自殺


四、ガラスの破片で


 ララの妊娠しているお腹も少しめだってきたころ、ララはメルバーンの政府から、フラウ戦死の知らせを受け取った。戦時中、フラウからの戦地からの手紙は一切なかった。

 ララもまた、フラウの迷惑になってはいけないと、手紙は送らなかった。

 ララは、そのフラウ戦死の知らせを聞き、悲嘆にくれた。

 涙が止まらなかった。

 帝国にいる、フラウの別の親族と一緒に、少しの遺骨を受け取り、一緒に泣いた。

 ララの家族もまた、ララを心配して、家に来てくれた。

「お母さん・・・フラウが・・・フラウが・・・!!」と、クラリスが、自分の母に泣きつく。

「クラリス、あんまり落ち込んじゃ、いけないよ・・・。フラウさんは、それも分かってて行かれたんだから。今は、お腹の子供のことを考えないと・・・」と、母がアドバイスする。

「でも・・・!!でも・・・・!!」と、クラリスがあまりに泣くので、家族は心配した。

 数週間がたち、クラリスは、自分からフラウへ手紙を書いてみることで、傷心の心をいやそうと考えた。

 この世界アラシュアの伝説・・・というより、言い伝えでは、善い行いをした魂は、天国で再び、近しい者と会える、という。ということは、またフラウと会える希望は、ある。

 魔法と科学の混在する、この世界アラシュアで、(と言っても、科学は主にリマノーラだったが)、ララはその考え方を若干信じていたが、学校でも教えていたので、疑うわけにもいかなかった。

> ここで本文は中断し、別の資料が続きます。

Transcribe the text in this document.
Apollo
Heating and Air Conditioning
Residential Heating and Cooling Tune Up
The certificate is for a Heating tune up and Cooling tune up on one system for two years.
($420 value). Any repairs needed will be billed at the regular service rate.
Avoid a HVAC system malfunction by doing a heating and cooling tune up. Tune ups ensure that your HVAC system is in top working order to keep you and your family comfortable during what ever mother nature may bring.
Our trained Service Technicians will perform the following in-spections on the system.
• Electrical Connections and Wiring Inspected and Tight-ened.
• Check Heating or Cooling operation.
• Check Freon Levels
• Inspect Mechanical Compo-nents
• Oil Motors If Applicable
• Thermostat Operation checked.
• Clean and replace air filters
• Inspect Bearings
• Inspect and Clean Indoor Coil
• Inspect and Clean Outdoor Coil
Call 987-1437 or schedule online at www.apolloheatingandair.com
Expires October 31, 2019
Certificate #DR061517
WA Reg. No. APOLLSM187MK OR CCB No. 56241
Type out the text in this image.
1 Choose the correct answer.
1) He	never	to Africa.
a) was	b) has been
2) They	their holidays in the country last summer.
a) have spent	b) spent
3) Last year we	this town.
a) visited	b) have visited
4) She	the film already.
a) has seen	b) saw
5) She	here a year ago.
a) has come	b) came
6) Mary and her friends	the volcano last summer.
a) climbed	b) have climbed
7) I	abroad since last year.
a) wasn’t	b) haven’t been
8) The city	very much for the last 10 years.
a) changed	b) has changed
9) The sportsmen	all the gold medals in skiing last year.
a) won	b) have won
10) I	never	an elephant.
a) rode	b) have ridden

(フラウは、どうして、戦地から私に、手紙をくれなかったのだろう・・・)と、クラリスは毎日のように思った。

 そっと、ふくらんできたお腹に手をやる。

 この子は男の子かしら、それとも女の子かしら、とララは思った。

「男の子ならベルンハルト、女の子ならアメーリアと名付けよう、ララ」と、生前フラウが言っていたのを思い出した。

(私、もう耐えられない)

 寒い冬の日、両親の家で保護してもらい、暮らしていたララは、思わず、そっと生家を抜け出し、今も空き家となっている、フラウと暮らしていた家に行った。そこで、こっそり隠し持っていた鍵で、そっと家の中に入った。

「ごめん、フラウ・・・」と、ララは一人呟いた。

「私、あなたがいないこの世界が絶えられないの」と言って、ララは、近くにあった、自分がアレンジして置いていた花瓶をとり、持ち上げ、ガシャンと、窓ガラスを割った。

 ガラスの破片が、床に飛び散る。

(何度も、両親の家で、夜中にこっそり、包丁で胸を刺そうとした。でも、それはできなかった。私にはその勇気がなかった。これなら、できると思うの、フラウ・・・・)

 そう思い、ララは、血の流れた手で、大きめのガラスの破片を、1片、持つと、それで、目を閉じ、

「フラウ、私もあなたのいる天国へ行くわ」と言って、心臓をまっすぐに突き刺した。

 傍らのサイドテーブルには、クラリスが先日やっとの思いで書き記した、亡きフラウへの手紙が、封蝋をしたまま、置いてあった。ララが死の寸前に置いたのだった。

 すごい音がして、ララはまっすぐに倒れた。

 即死だった。角に立っていた家だったので、運悪く、人も通らなかった。

 ララは天に召された。

 お腹にいる赤ん坊も、亡くなってしまった。